Ontotext Proud of Its Work on the PHEME Project for Computing Veracity

Wednesday, June 28, 2017

pheme logo

Ontotext is pleased to announce that together with our partners, we have completed the work on the EU-funded PHEME project ‘Computing Veracity Across Media, Languages, and Social Networks’ than ran from 1 January, 2014 through 31 March, 2017.

At the end of this project, Ontotext is taking stock of the work we have done in helping to create a computational framework for automatic discovery and verification of information at scale and fast. Named after the goddess of rumours and fame in the Greek mythology, Pheme, the project was aimed at developing a smart way to alert users to rumors and misinformation. PHEME focused on modeling, identifying, and verifying phemes (internet memes with added truthfulness or deception), as they spread across media, languages, and social networks.

As part of the project, Ontotext participated in several work packages, lending its expertise and experience in semantic technologies to help create algorithms for detecting and classifying rumours, and for harnessing the project technologies into practical applications to be used by digital journalists.

The data acquired and enriched by the different components developed in PHEME were included in a Knowledge repository implemented in Ontotext’s semantic graph database GraphDB. The datasets used as the factual knowledge sources came from the Linked Open Data (LOD) cloud: FactForge, DBpedia, OpenCyc, and Linked Life Data.

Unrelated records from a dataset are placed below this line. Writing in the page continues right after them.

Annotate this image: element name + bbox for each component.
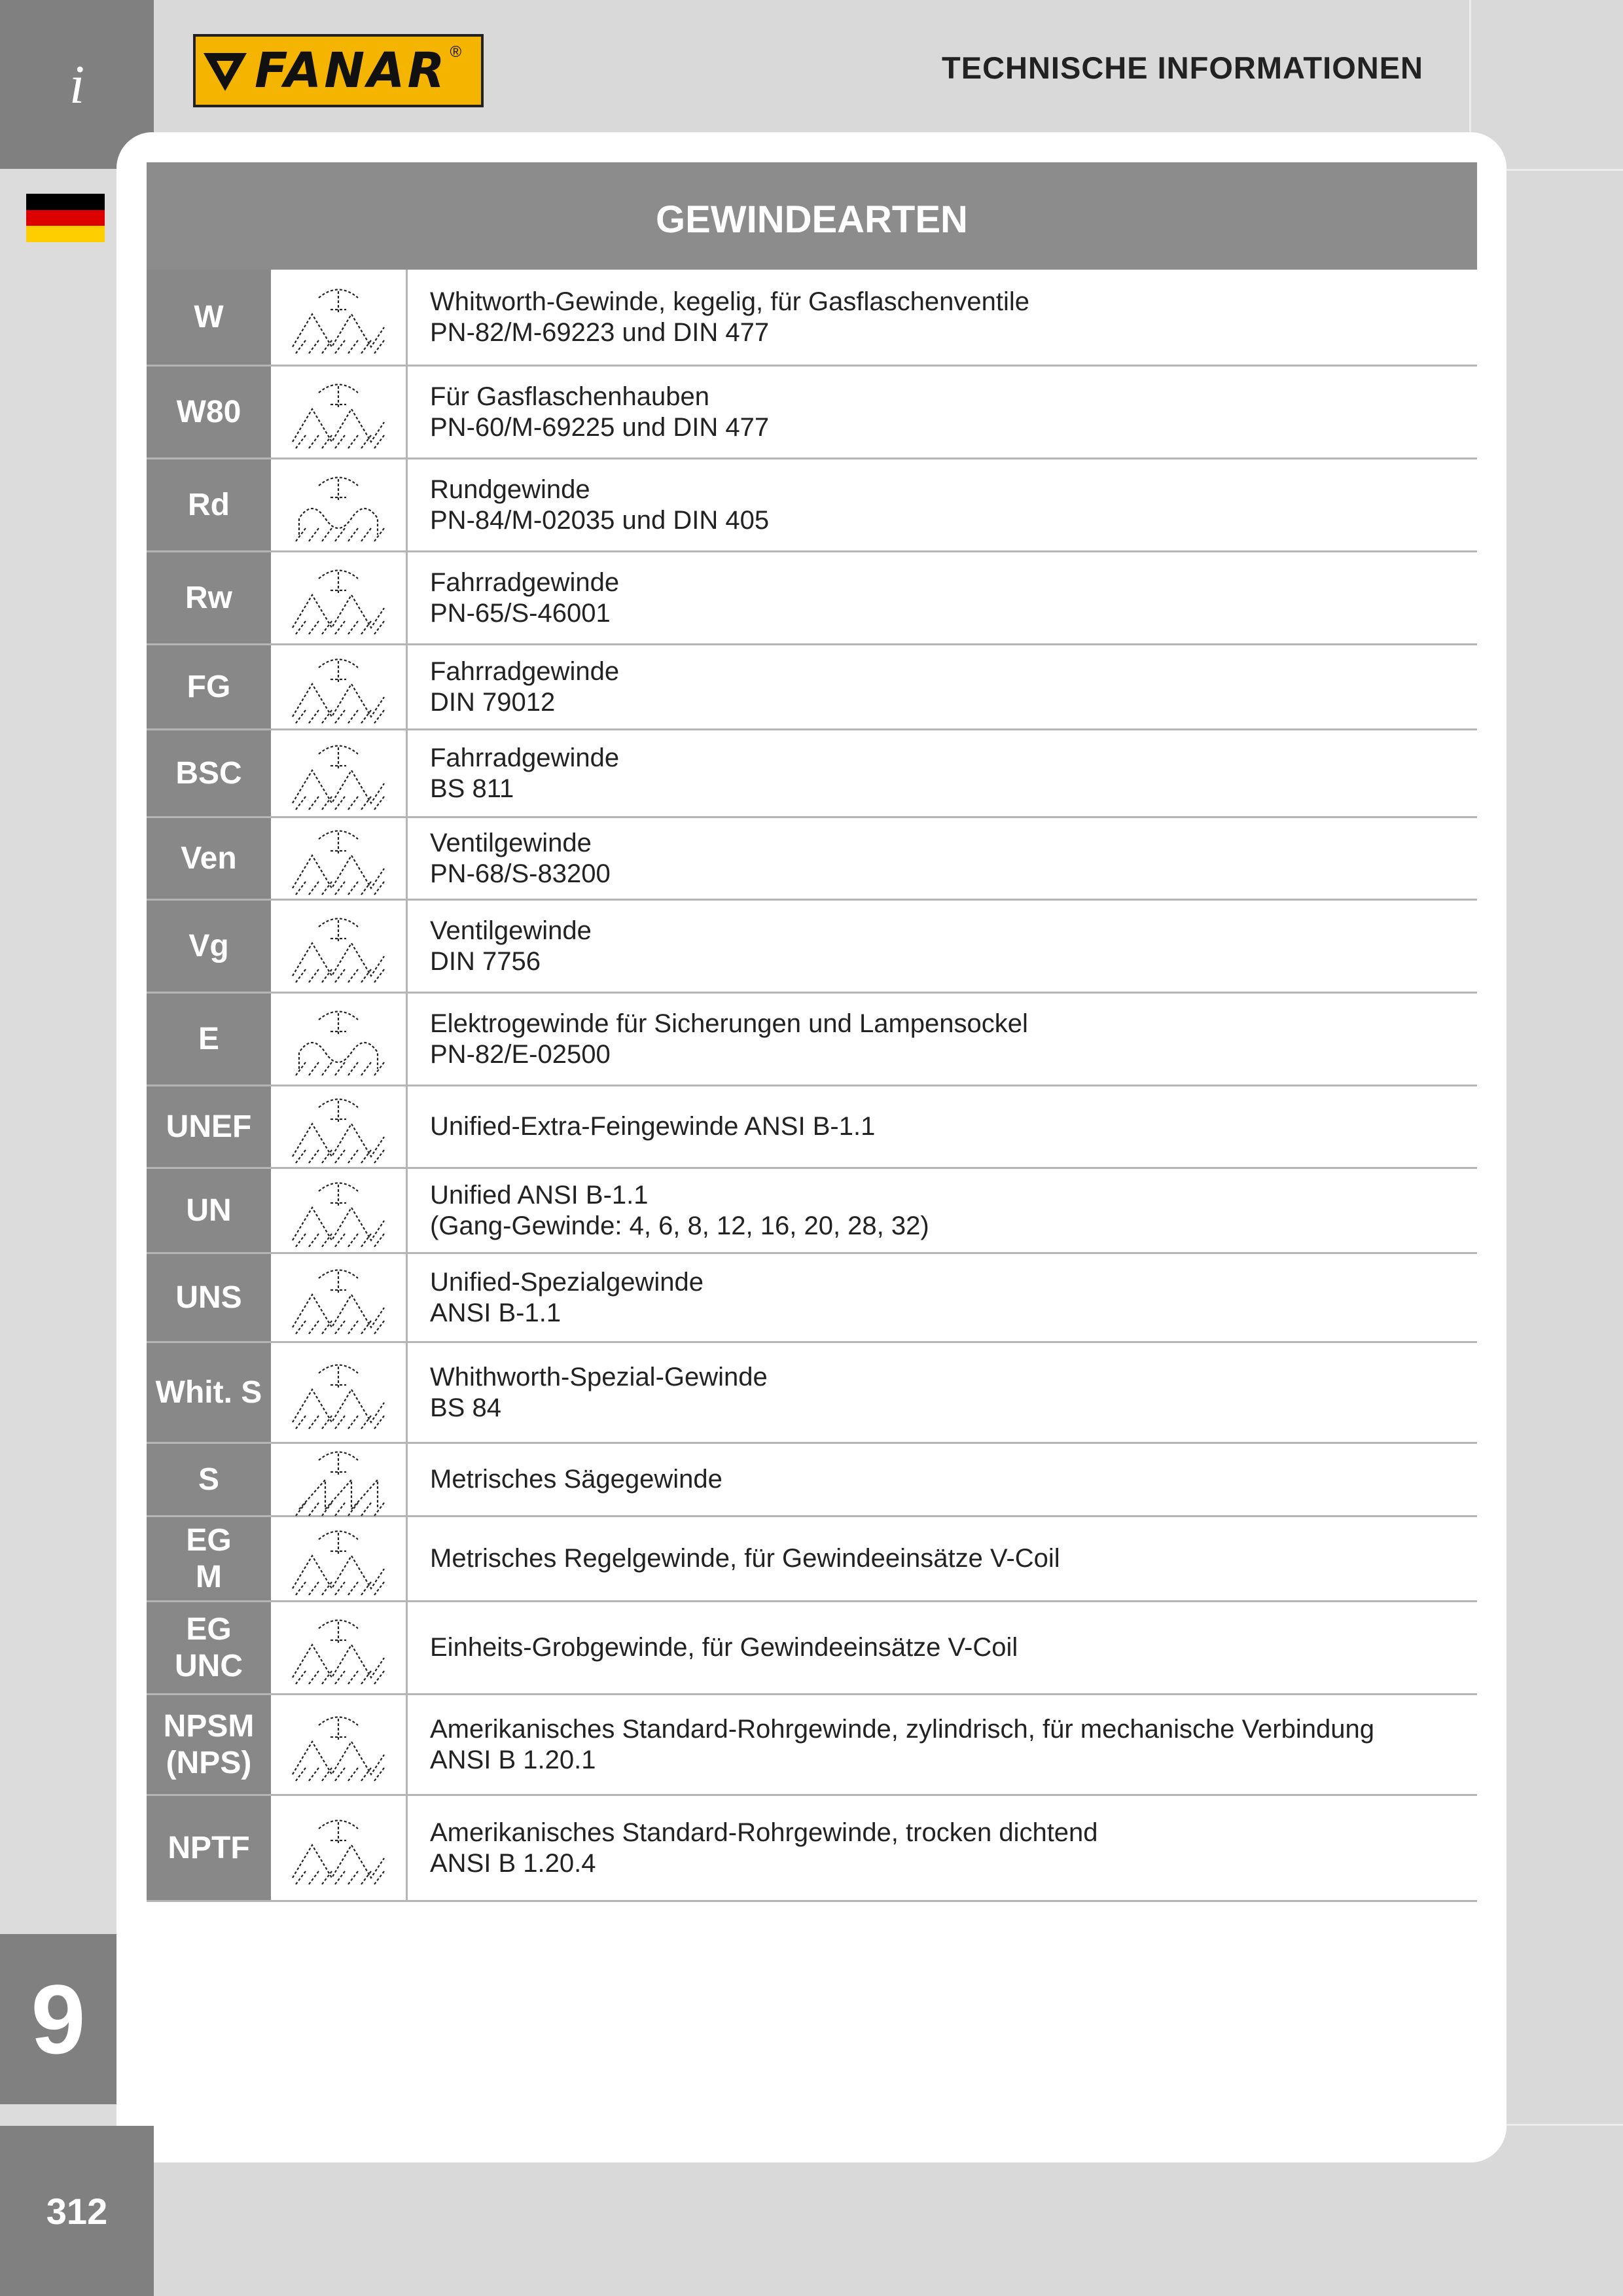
thread-description [408, 994, 1477, 1085]
standard-text: ANSI B 1.20.4 [430, 1848, 596, 1878]
description-text: Fahrradgewinde [430, 743, 620, 772]
page-number: 312 [0, 2126, 154, 2296]
description-text: Whitworth-Gewinde, kegelig, für Gasflaschenventile [430, 287, 1029, 316]
standard-text: PN-84/M-02035 und DIN 405 [430, 505, 770, 535]
table-row [147, 1169, 1477, 1254]
thread-description [408, 730, 1477, 816]
thread-code: UNS [147, 1254, 271, 1341]
description-text: Rundgewinde [430, 475, 590, 504]
standard-text: PN-82/M-69223 und DIN 477 [430, 317, 770, 347]
standard-text: ANSI B-1.1 [430, 1298, 562, 1327]
thread-profile-icon [271, 730, 408, 816]
description-text: Fahrradgewinde [430, 656, 620, 686]
description-text: Whithworth-Spezial-Gewinde [430, 1362, 768, 1391]
description-text: Einheits-Grobgewinde, für Gewindeeinsätze V-Coil [430, 1633, 1018, 1662]
table-row [147, 1517, 1477, 1602]
thread-description [408, 901, 1477, 992]
thread-code: UNEF [147, 1086, 271, 1167]
table-row [147, 1602, 1477, 1695]
thread-code: Ven [147, 818, 271, 899]
table-row [147, 901, 1477, 994]
description-text: Metrisches Regelgewinde, für Gewindeeinsätze V-Coil [430, 1544, 1060, 1573]
info-icon: i [0, 0, 154, 169]
description-text: Metrisches Sägegewinde [430, 1465, 722, 1494]
thread-profile-icon [271, 645, 408, 728]
table-body [147, 270, 1477, 1902]
table-row [147, 1254, 1477, 1343]
table-row [147, 994, 1477, 1086]
thread-description [408, 1444, 1477, 1515]
description-text: Ventilgewinde [430, 916, 592, 945]
fanar-logo [193, 34, 484, 107]
thread-description [408, 459, 1477, 550]
description-text: Unified-Spezialgewinde [430, 1267, 704, 1297]
table-row [147, 552, 1477, 645]
thread-profile-icon [271, 818, 408, 899]
table-row [147, 730, 1477, 818]
logo-text: FANAR [255, 43, 448, 99]
chapter-number: 9 [0, 1934, 116, 2104]
table-row [147, 1695, 1477, 1796]
thread-profile-icon [271, 1254, 408, 1341]
thread-code: NPSM (NPS) [147, 1695, 271, 1794]
description-text: Unified ANSI B-1.1 [430, 1180, 649, 1210]
thread-profile-icon [271, 1517, 408, 1600]
table-row [147, 818, 1477, 901]
thread-description [408, 367, 1477, 457]
standard-text: DIN 79012 [430, 687, 556, 717]
divider [1505, 169, 1623, 171]
thread-profile-icon [271, 1343, 408, 1442]
table-row [147, 645, 1477, 730]
thread-types-table [147, 162, 1477, 1902]
flag-stripe-red [26, 210, 105, 226]
table-row [147, 367, 1477, 459]
description-text: Für Gasflaschenhauben [430, 382, 709, 411]
flag-stripe-black [26, 194, 105, 210]
registered-mark: ® [450, 43, 462, 61]
thread-description [408, 1517, 1477, 1600]
thread-description [408, 1086, 1477, 1167]
standard-text: PN-82/E-02500 [430, 1039, 611, 1069]
thread-code: FG [147, 645, 271, 728]
thread-description [408, 552, 1477, 643]
thread-profile-icon [271, 1796, 408, 1900]
standard-text: DIN 7756 [430, 946, 541, 976]
table-row [147, 1343, 1477, 1444]
flag-stripe-gold [26, 226, 105, 242]
standard-text: PN-65/S-46001 [430, 598, 611, 628]
standard-text: ANSI B 1.20.1 [430, 1745, 596, 1774]
thread-profile-icon [271, 1169, 408, 1252]
thread-profile-icon [271, 1086, 408, 1167]
german-flag-icon [26, 194, 105, 242]
round-thread-profile-icon [271, 994, 408, 1085]
thread-profile-icon [271, 552, 408, 643]
thread-code: Rw [147, 552, 271, 643]
description-text: Fahrradgewinde [430, 567, 620, 597]
standard-text: BS 84 [430, 1393, 501, 1422]
table-title: GEWINDEARTEN [147, 162, 1477, 270]
standard-text: BS 811 [430, 774, 514, 803]
table-row [147, 1796, 1477, 1902]
thread-code: Whit. S [147, 1343, 271, 1442]
table-row [147, 459, 1477, 552]
thread-code: NPTF [147, 1796, 271, 1900]
thread-code: EG M [147, 1517, 271, 1600]
standard-text: (Gang-Gewinde: 4, 6, 8, 12, 16, 20, 28, 32) [430, 1211, 929, 1240]
thread-profile-icon [271, 1602, 408, 1693]
thread-profile-icon [271, 367, 408, 457]
description-text: Amerikanisches Standard-Rohrgewinde, trocken dichtend [430, 1818, 1098, 1847]
thread-description [408, 818, 1477, 899]
thread-profile-icon [271, 901, 408, 992]
thread-code: BSC [147, 730, 271, 816]
description-text: Ventilgewinde [430, 828, 592, 857]
thread-code: UN [147, 1169, 271, 1252]
table-row [147, 1444, 1477, 1517]
table-row [147, 270, 1477, 367]
description-text: Elektrogewinde für Sicherungen und Lampensockel [430, 1009, 1028, 1038]
v-logo-icon [196, 37, 255, 105]
description-text: Unified-Extra-Feingewinde ANSI B-1.1 [430, 1112, 876, 1141]
thread-description [408, 1695, 1477, 1794]
thread-description [408, 1796, 1477, 1900]
thread-description [408, 645, 1477, 728]
thread-description [408, 1254, 1477, 1341]
thread-code: EG UNC [147, 1602, 271, 1693]
thread-description [408, 1169, 1477, 1252]
thread-code: W [147, 270, 271, 365]
thread-code: E [147, 994, 271, 1085]
thread-code: S [147, 1444, 271, 1515]
thread-description [408, 1343, 1477, 1442]
round-thread-profile-icon [271, 459, 408, 550]
thread-description [408, 270, 1477, 365]
page-title: TECHNISCHE INFORMATIONEN [942, 50, 1423, 85]
thread-profile-icon [271, 270, 408, 365]
thread-code: W80 [147, 367, 271, 457]
thread-profile-icon [271, 1695, 408, 1794]
table-row [147, 1086, 1477, 1169]
thread-code: Vg [147, 901, 271, 992]
buttress-thread-profile-icon [271, 1444, 408, 1515]
standard-text: PN-68/S-83200 [430, 859, 611, 888]
divider [1505, 2124, 1623, 2126]
thread-code: Rd [147, 459, 271, 550]
thread-description [408, 1602, 1477, 1693]
standard-text: PN-60/M-69225 und DIN 477 [430, 412, 770, 442]
description-text: Amerikanisches Standard-Rohrgewinde, zylindrisch, für mechanische Verbindung [430, 1714, 1374, 1744]
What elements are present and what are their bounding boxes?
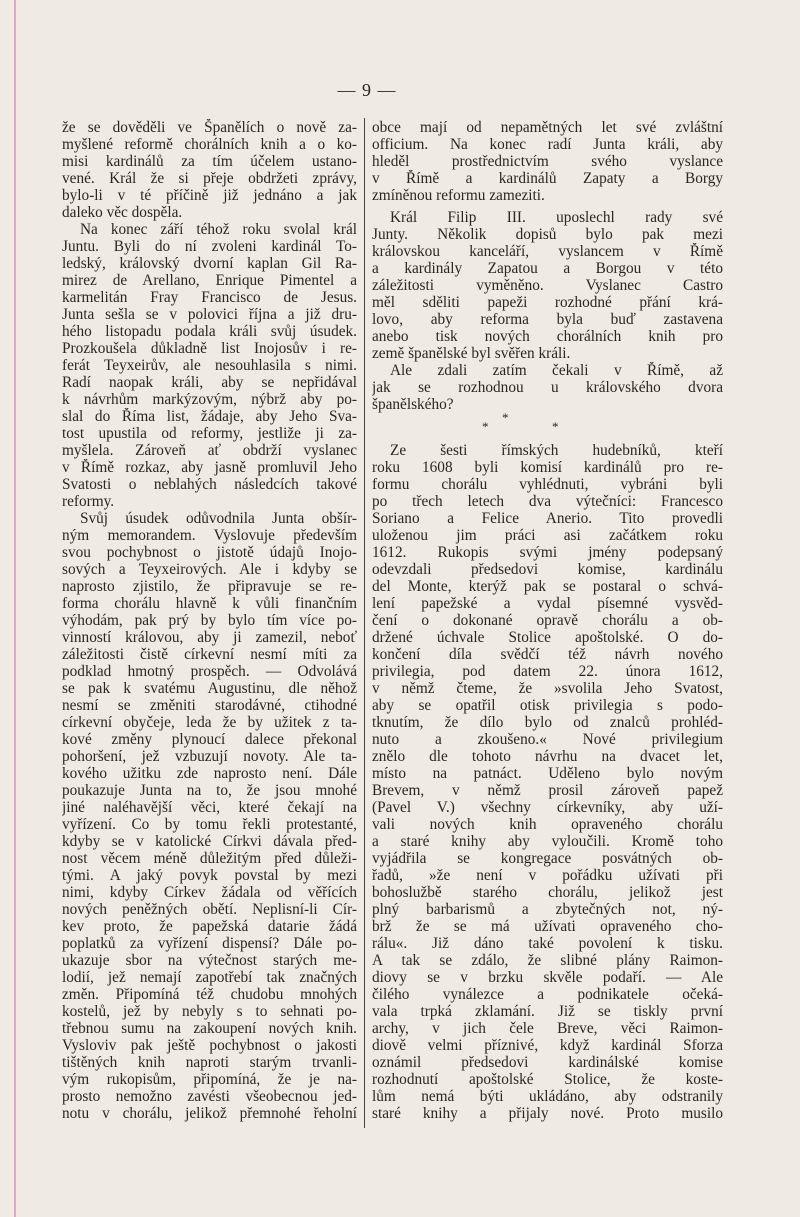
text-line: řadů, »že není v pořádku užívati při	[372, 867, 723, 884]
text-line: třebnou sumu na zakoupení nových knih.	[62, 1020, 357, 1037]
text-line: anebo tisk nových chorálních knih pro	[372, 328, 723, 345]
text-line: svou pochybnost o jistotě údajů Inojo-	[62, 544, 357, 561]
text-line: aby se opatřil otisk privilegia s podo-	[372, 697, 723, 714]
text-line: tištěných knih naproti starým trvanli-	[62, 1054, 357, 1071]
text-line: prosto nemožno zavésti všeobecnou jed-	[62, 1088, 357, 1105]
text-line: privilegia, pod datem 22. února 1612,	[372, 663, 723, 680]
text-line: Soriano a Felice Anerio. Tito provedli	[372, 510, 723, 527]
text-line: a kardinály Zapatou a Borgou v této	[372, 260, 723, 277]
text-line: se pak k svatému Augustinu, dle něhož	[62, 680, 357, 697]
column-divider	[364, 118, 365, 1128]
asterisk: *	[482, 419, 489, 434]
text-line: vené. Král že si přeje obdržeti zprávy,	[62, 170, 357, 187]
text-line: nesmí se změniti starodávné, ctihodné	[62, 697, 357, 714]
text-line: Radí naopak králi, aby se nepřidával	[62, 374, 357, 391]
text-line: držené úchvale Stolice apoštolské. O do-	[372, 629, 723, 646]
text-line: vala trpká zklamání. Již se tiskly první	[372, 1003, 723, 1020]
text-line: kostelů, jež by nebyly s to sehnati po-	[62, 1003, 357, 1020]
text-line: vým rukopisům, připomíná, že je na-	[62, 1071, 357, 1088]
text-line: forma chorálu hlavně k vůli finančním	[62, 595, 357, 612]
text-line: slal do Říma list, žádaje, aby Jeho Sva-	[62, 408, 357, 425]
text-line: jak se rozhodnou u královského dvora	[372, 379, 723, 396]
text-line: nuto a zkoušeno.« Nové privilegium	[372, 731, 723, 748]
text-line: španělského?	[372, 396, 454, 413]
text-line: kového užitku zde naprosto není. Dále	[62, 765, 357, 782]
text-line: plný barbarismů a zbytečných not, ný-	[372, 901, 723, 918]
text-line: Král Filip III. uposlechl rady své	[390, 209, 723, 226]
right-column-paragraph-2	[372, 209, 723, 362]
text-line: lům nemá býti ukládáno, aby odstranily	[372, 1088, 723, 1105]
page-edge-line	[14, 0, 16, 1217]
text-line: záležitosti vyměněno. Vyslanec Castro	[372, 277, 723, 294]
text-line: lení papežské a vydal písemné vysvěd-	[372, 595, 723, 612]
text-line: Vysloviv pak ještě pochybnost o jakosti	[62, 1037, 357, 1054]
text-line: tost upustila od reformy, jestliže ji za-	[62, 425, 357, 442]
text-line: officium. Na konec radí Junta králi, aby	[372, 136, 723, 153]
text-line: (Pavel V.) všechny církevníky, aby uží-	[372, 799, 723, 816]
text-line: odevzdali předsedovi komise, kardinálu	[372, 561, 723, 578]
text-line: roku 1608 byli komisí kardinálů pro re-	[372, 459, 723, 476]
text-line: naprosto zjistilo, že připravuje se re-	[62, 578, 357, 595]
text-line: v Římě rozkaz, aby jasně promluvil Jeho	[62, 459, 357, 476]
text-line: v němž čteme, že »svolila Jeho Svatost,	[372, 680, 723, 697]
right-column-paragraph-4	[372, 442, 723, 1122]
text-line: čení o dokonané opravě chorálu a ob-	[372, 612, 723, 629]
text-line: změn. Připomíná též chudobu mnohých	[62, 986, 357, 1003]
text-line: formu chorálu vyhlédnuti, vybráni byli	[372, 476, 723, 493]
text-line: del Monte, kterýž pak se postaral o schvá-	[372, 578, 723, 595]
text-line: poplatků za vyřízení dispensí? Dále po-	[62, 935, 357, 952]
right-column-paragraph-3	[372, 362, 723, 413]
text-line: kové změny plynoucí dalece překonal	[62, 731, 357, 748]
text-line: 1612. Rukopis svými jmény podepsaný	[372, 544, 723, 561]
text-line: záležitosti čistě církevní nesmí míti za	[62, 646, 357, 663]
text-line: nimi, kdyby Církev žádala od věřících	[62, 884, 357, 901]
text-line: diově velmi příznivé, když kardinál Sforza	[372, 1037, 723, 1054]
text-line: jiné naléhavější věci, které čekají na	[62, 799, 357, 816]
text-line: myšlené reformě chorálních knih a o ko-	[62, 136, 357, 153]
text-line: po třech letech dva výtečníci: Francesco	[372, 493, 723, 510]
text-line: staré knihy a přijaly nové. Proto musilo	[372, 1105, 723, 1122]
text-line: Junta sešla se v polovici října a již dru-	[62, 306, 357, 323]
asterisk: *	[502, 410, 509, 425]
text-line: oznámil předsedovi kardinálské komise	[372, 1054, 723, 1071]
text-line: Juntu. Byli do ní zvoleni kardinál To-	[62, 238, 357, 255]
text-line: výhodám, pak prý by bylo tím více po-	[62, 612, 357, 629]
text-line: Prozkoušela důkladně list Inojosův i re-	[62, 340, 357, 357]
text-line: notu v chorálu, jelikož přemnohé řeholní	[62, 1105, 357, 1122]
text-line: pohoršení, jež vzbuzují novoty. Ale ta-	[62, 748, 357, 765]
section-break-asterisks	[470, 410, 580, 434]
text-line: tými. A jaký povyk povstal by mezi	[62, 867, 357, 884]
text-line: rozhodnutí apoštolské Stolice, že koste-	[372, 1071, 723, 1088]
text-line: poukazuje Junta na to, že jsou mnohé	[62, 782, 357, 799]
text-line: uloženou jim práci asi začátkem roku	[372, 527, 723, 544]
text-line: končení díla svědčí též návrh nového	[372, 646, 723, 663]
text-line: vyřízení. Co by tomu řekli protestanté,	[62, 816, 357, 833]
text-line: hleděl prostřednictvím svého vyslance	[372, 153, 723, 170]
text-line: lodií, jež nemají zapotřebí tak značných	[62, 969, 357, 986]
text-line: vali nových knih opraveného chorálu	[372, 816, 723, 833]
text-line: ledský, královský dvorní kaplan Gil Ra-	[62, 255, 357, 272]
text-line: A tak se zdálo, že slibné plány Raimon-	[372, 952, 723, 969]
text-line: misi kardinálů za tím účelem ustano-	[62, 153, 357, 170]
asterisk: *	[552, 419, 559, 434]
text-line: Svatosti o neblahých následcích takové	[62, 476, 357, 493]
text-line: Brevem, v němž prosil zároveň papež	[372, 782, 723, 799]
text-line: k návrhům markýzovým, nýbrž aby po-	[62, 391, 357, 408]
text-line: měl sděliti papeži rozhodné přání krá-	[372, 294, 723, 311]
text-line: sových a Teyxeirových. Ale i kdyby se	[62, 561, 357, 578]
text-line: zmíněnou reformu zameziti.	[372, 187, 545, 204]
text-line: v Římě a kardinálů Zapaty a Borgy	[372, 170, 723, 187]
text-line: rálu«. Již dáno také povolení k tisku.	[372, 935, 723, 952]
text-line: myšlela. Zároveň ať obdrží vyslanec	[62, 442, 357, 459]
text-line: kev proto, že papežská datarie žádá	[62, 918, 357, 935]
left-column	[62, 119, 357, 1122]
text-line: podklad hmotný prospěch. — Odvolává	[62, 663, 357, 680]
text-line: a staré knihy aby vyloučili. Kromě toho	[372, 833, 723, 850]
text-line: ukazuje sbor na výtečnost starých me-	[62, 952, 357, 969]
text-line: místo na patnáct. Uděleno bylo novým	[372, 765, 723, 782]
text-line: čilého vynálezce a podnikatele očeká-	[372, 986, 723, 1003]
text-line: diovy se v brzku skvěle podaří. — Ale	[372, 969, 723, 986]
text-line: mirez de Arellano, Enrique Pimentel a	[62, 272, 357, 289]
text-line: ferát Teyxeirův, ale nesouhlasila s nimi.	[62, 357, 357, 374]
text-line: kdyby se v katolické Církvi dávala před-	[62, 833, 357, 850]
text-line: brž že se má užívati opraveného cho-	[372, 918, 723, 935]
right-column-paragraph-1	[372, 119, 723, 204]
text-line: královskou kanceláří, vyslancem v Římě	[372, 243, 723, 260]
text-line: znělo dle tohoto návrhu na dvacet let,	[372, 748, 723, 765]
text-line: Ze šesti římských hudebníků, kteří	[390, 442, 723, 459]
text-line: tknutím, že dílo bylo od znalců prohléd-	[372, 714, 723, 731]
text-line: země španělské byl svěřen králi.	[372, 345, 571, 362]
text-line: Junty. Několik dopisů bylo pak mezi	[372, 226, 723, 243]
text-line: Svůj úsudek odůvodnila Junta obšír-	[80, 510, 357, 527]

However, Ontotext’s work on the project was not limited to GraphDB. Using our extensive experience in text analytics, we have also provided concept extraction and enrichment. By interlinking people, organizations and locations from unchecked social-media streams to the rich contextual information about them in our knowledge base, we were able to know more. This makes it easier to recognize whether something could be a rumor or not.

Ontotext also took active part in harnessing the project technologies into practical applications to be used by digital journalists. We and our project partners developed an open-source journalism dashboard prototype that showcased the technologies and aimed to assist journalists with news gathering and verification tasks.

In addition, Ontotext and its project partners developed the fact-checking assistant Hercule. It is a web-based interface that helps journalists to explore news, video and social media relevant to a given topic, to filter and visually analyze them by time, impact, controversiality, factuality and source, and to validate claims against proprietary and open data.

The innovation features of Hercule include extracting, semantically enriching, and indexing structured claims. It also helps associating impact, controversiality and veracity scores as well as providing context for fact-checking by linking to open and government data, and content archives.

By lending our expertise and experience in semantic technologies to the PHEME project, we contributed to the building of technologies for checking veracity that can help organizations scale up content verification, reduce costs and build trust among social media users.